When run, this produces figure 22.5.3:

../_images/trust_bar.svg

Figure 22.5.3 A bar graph of bitcoin trust levels with 20 baskets.

At first glance, it may appear that this data is also skewed by the plateau at 1. However, if you look closely, there are around 800 nodes in the 1 - 2 trust rating basket, and almost 2000 in the plateau. The reason for the nodes not being included in the data lies in line 15 of show_avg_trust_bar(); neither operator has a ‘=’ in it, meaning if a node has exactly the value of one of the cutoffs, the set won’t include it. This is negligible for good data, because the chances of a trust score landing on exactly an integer are so low it doesn’t affect the data. However, the bad data all equals exactly one. This means the bar graph just skips over it and ignores it.

Moving on to an actual analysis of this graph, it looks like a normal distribution with a very low standard deviation, with a mean somewhere between 1 and 2. It’s not perfect, for example it trails off faster to the right than left, possibly indicating a general atmosphere of distrust on this website. This shape can be explained by considering most people on the website only traded a couple times, and it’s hard to get a reputation as trustworthy or untrustworthy that fast. Of course, the extreme edges are also mainly from people who traded once or twice, for the reason that someone might decide that they found someone really trustworth or untrustworthy. That’s just human nature messing with the data, though, and the outliers don’t even appear on the bar graph.

22.6. Conclusion

In this mini course, we learned to use NetworkX by making a drawing simple graphs. We then moved on to downloading and exploring a larger data set, one from an early bitcoin network. It contained directed and weighted edges, over 21,000 of them.

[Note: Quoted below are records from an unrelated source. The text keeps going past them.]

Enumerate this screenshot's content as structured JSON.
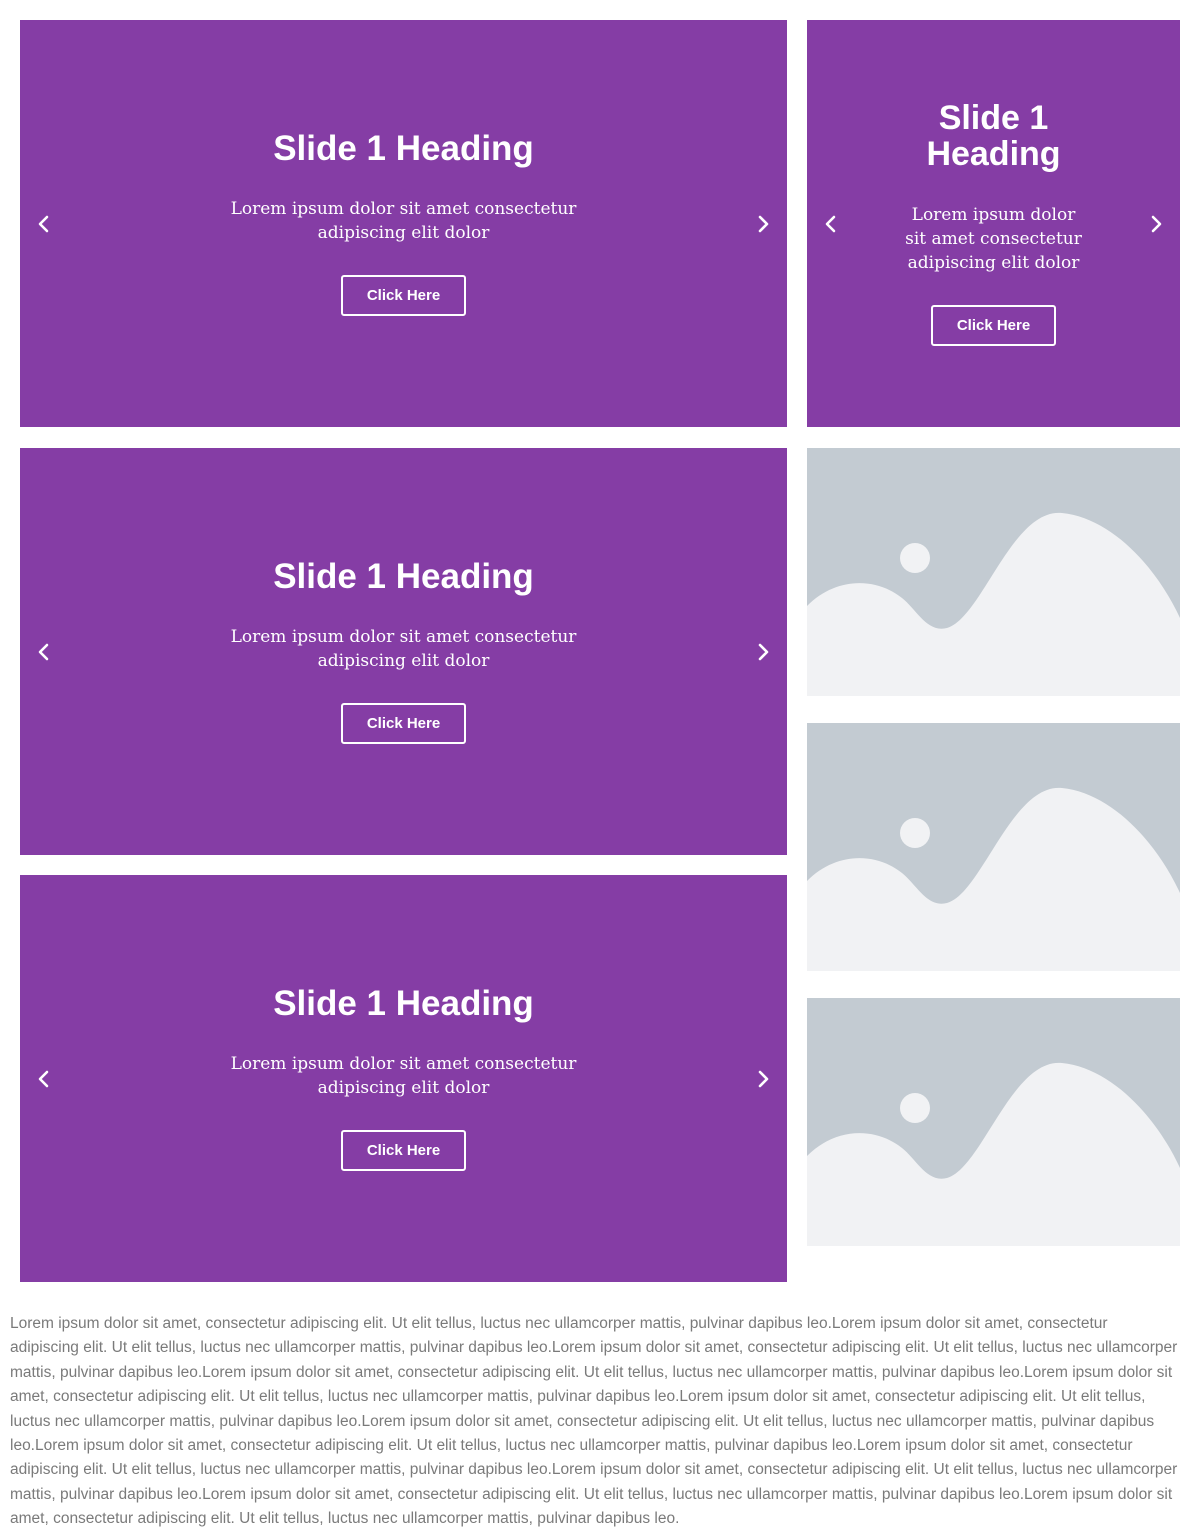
{
  "slides": [
    {
      "heading": "Slide 1 Heading",
      "text": "Lorem ipsum dolor sit amet consectetur adipiscing elit dolor",
      "button": "Click Here"
    },
    {
      "heading": "Slide 1 Heading",
      "text": "Lorem ipsum dolor sit amet consectetur adipiscing elit dolor",
      "button": "Click Here"
    },
    {
      "heading": "Slide 1 Heading",
      "text": "Lorem ipsum dolor sit amet consectetur adipiscing elit dolor",
      "button": "Click Here"
    },
    {
      "heading": "Slide 1 Heading",
      "text": "Lorem ipsum dolor sit amet consectetur adipiscing elit dolor",
      "button": "Click Here"
    }
  ],
  "icons": {
    "prev": "chevron-left-icon",
    "next": "chevron-right-icon",
    "placeholder": "image-placeholder-icon"
  },
  "colors": {
    "slide_bg": "#853da5",
    "placeholder_bg": "#c3cbd2",
    "placeholder_fg": "#f1f2f4",
    "body_text": "#7a7a7a"
  },
  "body_text": "Lorem ipsum dolor sit amet, consectetur adipiscing elit. Ut elit tellus, luctus nec ullamcorper mattis, pulvinar dapibus leo.Lorem ipsum dolor sit amet, consectetur adipiscing elit. Ut elit tellus, luctus nec ullamcorper mattis, pulvinar dapibus leo.Lorem ipsum dolor sit amet, consectetur adipiscing elit. Ut elit tellus, luctus nec ullamcorper mattis, pulvinar dapibus leo.Lorem ipsum dolor sit amet, consectetur adipiscing elit. Ut elit tellus, luctus nec ullamcorper mattis, pulvinar dapibus leo.Lorem ipsum dolor sit amet, consectetur adipiscing elit. Ut elit tellus, luctus nec ullamcorper mattis, pulvinar dapibus leo.Lorem ipsum dolor sit amet, consectetur adipiscing elit. Ut elit tellus, luctus nec ullamcorper mattis, pulvinar dapibus leo.Lorem ipsum dolor sit amet, consectetur adipiscing elit. Ut elit tellus, luctus nec ullamcorper mattis, pulvinar dapibus leo.Lorem ipsum dolor sit amet, consectetur adipiscing elit. Ut elit tellus, luctus nec ullamcorper mattis, pulvinar dapibus leo.Lorem ipsum dolor sit amet, consectetur adipiscing elit. Ut elit tellus, luctus nec ullamcorper mattis, pulvinar dapibus leo.Lorem ipsum dolor sit amet, consectetur adipiscing elit. Ut elit tellus, luctus nec ullamcorper mattis, pulvinar dapibus leo.Lorem ipsum dolor sit amet, consectetur adipiscing elit. Ut elit tellus, luctus nec ullamcorper mattis, pulvinar dapibus leo.Lorem ipsum dolor sit amet, consectetur adipiscing elit. Ut elit tellus, luctus nec ullamcorper mattis, pulvinar dapibus leo."
}
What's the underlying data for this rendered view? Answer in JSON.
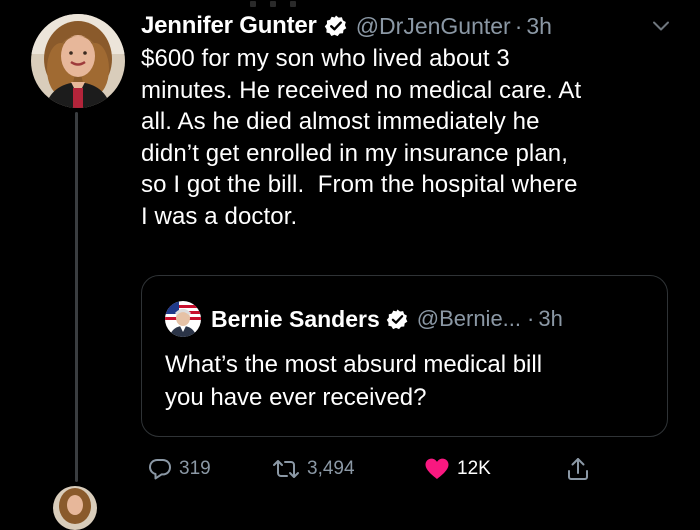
{
  "tweet": {
    "author_name": "Jennifer Gunter",
    "handle": "@DrJenGunter",
    "separator": "·",
    "time": "3h",
    "verified_icon": "verified-badge-icon",
    "menu_icon": "chevron-down-icon",
    "text": "$600 for my son who lived about 3\nminutes. He received no medical care. At\nall. As he died almost immediately he\ndidn’t get enrolled in my insurance plan,\nso I got the bill.  From the hospital where\nI was a doctor."
  },
  "quote": {
    "author_name": "Bernie Sanders",
    "handle": "@Bernie...",
    "separator": "·",
    "time": "3h",
    "text": "What’s the most absurd medical bill\nyou have ever received?"
  },
  "actions": {
    "reply_count": "319",
    "retweet_count": "3,494",
    "like_count": "12K",
    "reply_icon": "reply-icon",
    "retweet_icon": "retweet-icon",
    "like_icon": "heart-icon",
    "share_icon": "share-icon"
  },
  "colors": {
    "background": "#000000",
    "text": "#ffffff",
    "secondary_text": "#8b98a5",
    "verified": "#ffffff",
    "like": "#f91880",
    "border": "#2f3336"
  }
}
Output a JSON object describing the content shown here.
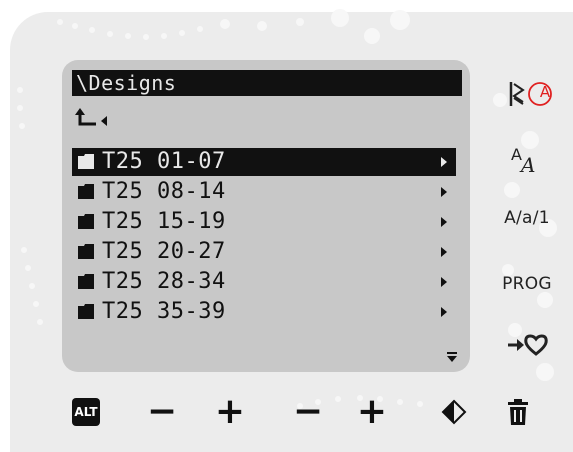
{
  "screen": {
    "title": "Designs",
    "items": [
      {
        "label": "T25 01-07",
        "selected": true
      },
      {
        "label": "T25 08-14",
        "selected": false
      },
      {
        "label": "T25 15-19",
        "selected": false
      },
      {
        "label": "T25 20-27",
        "selected": false
      },
      {
        "label": "T25 28-34",
        "selected": false
      },
      {
        "label": "T25 35-39",
        "selected": false
      }
    ]
  },
  "side_buttons": {
    "marker_label": "A",
    "case_label": "A/a/1",
    "prog_label": "PROG"
  },
  "bottom_buttons": {
    "alt_label": "ALT",
    "minus_1": "−",
    "plus_1": "+",
    "minus_2": "−",
    "plus_2": "+"
  },
  "icons": {
    "folder": "folder-icon",
    "up": "parent-folder-icon",
    "left": "left-arrow-icon",
    "right": "right-arrow-icon",
    "scroll": "scroll-down-icon",
    "stitch": "stitch-zigzag-icon",
    "font": "font-script-icon",
    "favorite": "save-to-favorites-icon",
    "mirror": "mirror-icon",
    "delete": "trash-icon"
  },
  "colors": {
    "panel": "#ececec",
    "lcd": "#c8c8c8",
    "ink": "#111111",
    "marker": "#e02020"
  }
}
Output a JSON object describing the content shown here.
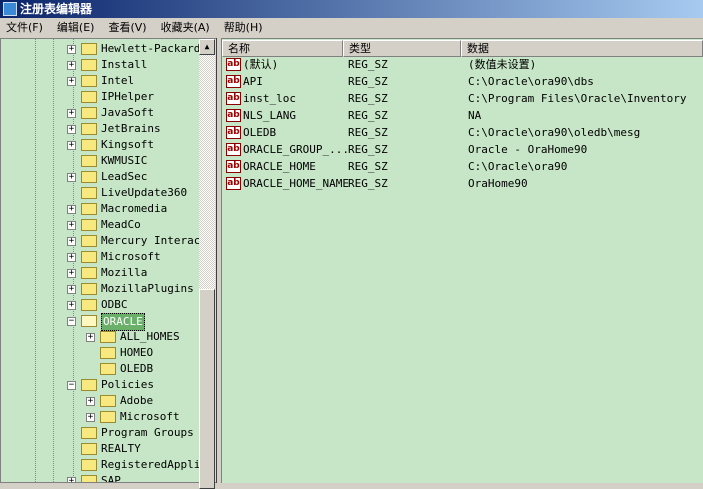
{
  "window": {
    "title": "注册表编辑器",
    "icon": "regedit-icon"
  },
  "menu": [
    "文件(F)",
    "编辑(E)",
    "查看(V)",
    "收藏夹(A)",
    "帮助(H)"
  ],
  "tree": [
    {
      "label": "Hewlett-Packard",
      "level": 1,
      "expander": "plus"
    },
    {
      "label": "Install",
      "level": 1,
      "expander": "plus"
    },
    {
      "label": "Intel",
      "level": 1,
      "expander": "plus"
    },
    {
      "label": "IPHelper",
      "level": 1,
      "expander": ""
    },
    {
      "label": "JavaSoft",
      "level": 1,
      "expander": "plus"
    },
    {
      "label": "JetBrains",
      "level": 1,
      "expander": "plus"
    },
    {
      "label": "Kingsoft",
      "level": 1,
      "expander": "plus"
    },
    {
      "label": "KWMUSIC",
      "level": 1,
      "expander": ""
    },
    {
      "label": "LeadSec",
      "level": 1,
      "expander": "plus"
    },
    {
      "label": "LiveUpdate360",
      "level": 1,
      "expander": ""
    },
    {
      "label": "Macromedia",
      "level": 1,
      "expander": "plus"
    },
    {
      "label": "MeadCo",
      "level": 1,
      "expander": "plus"
    },
    {
      "label": "Mercury Interact",
      "level": 1,
      "expander": "plus"
    },
    {
      "label": "Microsoft",
      "level": 1,
      "expander": "plus"
    },
    {
      "label": "Mozilla",
      "level": 1,
      "expander": "plus"
    },
    {
      "label": "MozillaPlugins",
      "level": 1,
      "expander": "plus"
    },
    {
      "label": "ODBC",
      "level": 1,
      "expander": "plus"
    },
    {
      "label": "ORACLE",
      "level": 1,
      "expander": "minus",
      "selected": true
    },
    {
      "label": "ALL_HOMES",
      "level": 2,
      "expander": "plus"
    },
    {
      "label": "HOMEO",
      "level": 2,
      "expander": ""
    },
    {
      "label": "OLEDB",
      "level": 2,
      "expander": ""
    },
    {
      "label": "Policies",
      "level": 1,
      "expander": "minus"
    },
    {
      "label": "Adobe",
      "level": 2,
      "expander": "plus"
    },
    {
      "label": "Microsoft",
      "level": 2,
      "expander": "plus"
    },
    {
      "label": "Program Groups",
      "level": 1,
      "expander": ""
    },
    {
      "label": "REALTY",
      "level": 1,
      "expander": ""
    },
    {
      "label": "RegisteredApplic",
      "level": 1,
      "expander": ""
    },
    {
      "label": "SAP",
      "level": 1,
      "expander": "plus"
    }
  ],
  "list": {
    "columns": [
      "名称",
      "类型",
      "数据"
    ],
    "rows": [
      {
        "name": "(默认)",
        "type": "REG_SZ",
        "data": "(数值未设置)"
      },
      {
        "name": "API",
        "type": "REG_SZ",
        "data": "C:\\Oracle\\ora90\\dbs"
      },
      {
        "name": "inst_loc",
        "type": "REG_SZ",
        "data": "C:\\Program Files\\Oracle\\Inventory"
      },
      {
        "name": "NLS_LANG",
        "type": "REG_SZ",
        "data": "NA"
      },
      {
        "name": "OLEDB",
        "type": "REG_SZ",
        "data": "C:\\Oracle\\ora90\\oledb\\mesg"
      },
      {
        "name": "ORACLE_GROUP_...",
        "type": "REG_SZ",
        "data": "Oracle - OraHome90"
      },
      {
        "name": "ORACLE_HOME",
        "type": "REG_SZ",
        "data": "C:\\Oracle\\ora90"
      },
      {
        "name": "ORACLE_HOME_NAME",
        "type": "REG_SZ",
        "data": "OraHome90"
      }
    ],
    "icon_text": "ab"
  },
  "colors": {
    "background": "#c7e6c7",
    "titlebar": "#0a246a"
  }
}
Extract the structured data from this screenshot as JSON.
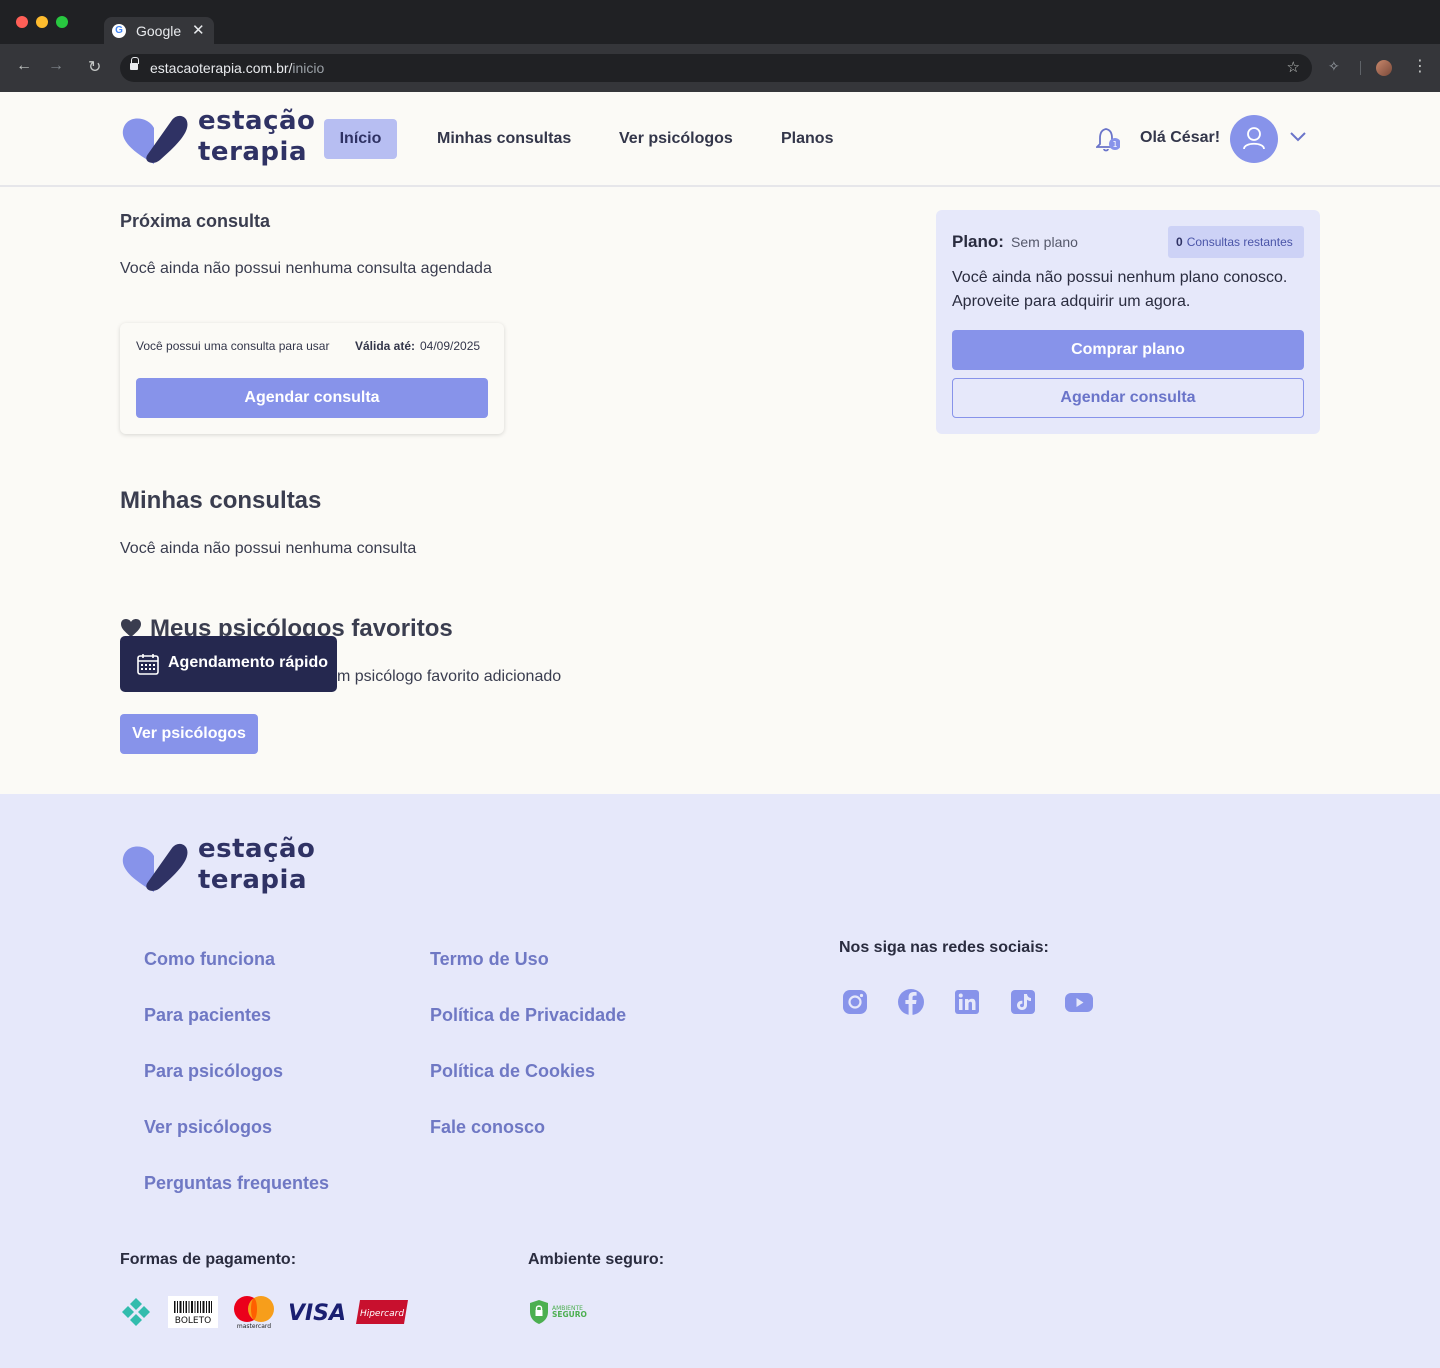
{
  "browser": {
    "tab_title": "Google",
    "tab_favicon": "G",
    "url_domain": "estacaoterapia.com.br/",
    "url_path": "inicio",
    "tab_close": "✕"
  },
  "logo": {
    "line1": "estação",
    "line2": "terapia"
  },
  "nav": {
    "items": [
      {
        "label": "Início",
        "active": true
      },
      {
        "label": "Minhas consultas",
        "active": false
      },
      {
        "label": "Ver psicólogos",
        "active": false
      },
      {
        "label": "Planos",
        "active": false
      }
    ]
  },
  "user": {
    "greeting": "Olá César!",
    "notification_count": "1"
  },
  "next_consult": {
    "title": "Próxima consulta",
    "empty_text": "Você ainda não possui nenhuma consulta agendada",
    "card_text": "Você possui uma consulta para usar",
    "valid_label": "Válida até:",
    "valid_date": "04/09/2025",
    "button": "Agendar consulta"
  },
  "plan": {
    "label": "Plano:",
    "value": "Sem plano",
    "badge_count": "0",
    "badge_text": "Consultas restantes",
    "description": "Você ainda não possui nenhum plano conosco. Aproveite para adquirir um agora.",
    "buy_button": "Comprar plano",
    "schedule_button": "Agendar consulta"
  },
  "my_consults": {
    "title": "Minhas consultas",
    "empty_text": "Você ainda não possui nenhuma consulta"
  },
  "favorites": {
    "title": "Meus psicólogos favoritos",
    "empty_text_visible": "m psicólogo favorito adicionado",
    "button": "Ver psicólogos"
  },
  "quick_schedule": {
    "label": "Agendamento rápido"
  },
  "footer": {
    "col1": [
      "Como funciona",
      "Para pacientes",
      "Para psicólogos",
      "Ver psicólogos",
      "Perguntas frequentes"
    ],
    "col2": [
      "Termo de Uso",
      "Política de Privacidade",
      "Política de Cookies",
      "Fale conosco"
    ],
    "social_heading": "Nos siga nas redes sociais:",
    "social_icons": [
      "instagram-icon",
      "facebook-icon",
      "linkedin-icon",
      "tiktok-icon",
      "youtube-icon"
    ],
    "payment_heading": "Formas de pagamento:",
    "payment_labels": {
      "boleto": "BOLETO",
      "mastercard": "mastercard",
      "visa": "VISA",
      "hipercard": "Hipercard"
    },
    "secure_heading": "Ambiente seguro:",
    "secure_badge": {
      "line1": "AMBIENTE",
      "line2": "SEGURO"
    }
  },
  "colors": {
    "accent": "#8793ea",
    "accent_light": "#b7bef2",
    "navy": "#25284f",
    "footer_bg": "#e6e8fa",
    "link": "#6f78c4"
  }
}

We then tried to develop an intuition for interpreting what the graph could indicate about the data, and then did more rigorous analysis with various matplotlib plotting routines. By the end, you hopefully have a better understanding of both NetworkX and data analysis with NetworkX.

It is important to note that in the final section we moved away from directly using NetworkX, and used it as an intermediary in the analysis steps. However, to even try to do the analysis, NetworkX is an invaluable tool. It gives a rough idea of what you can analyze, and also give insights into the dataset’s structure.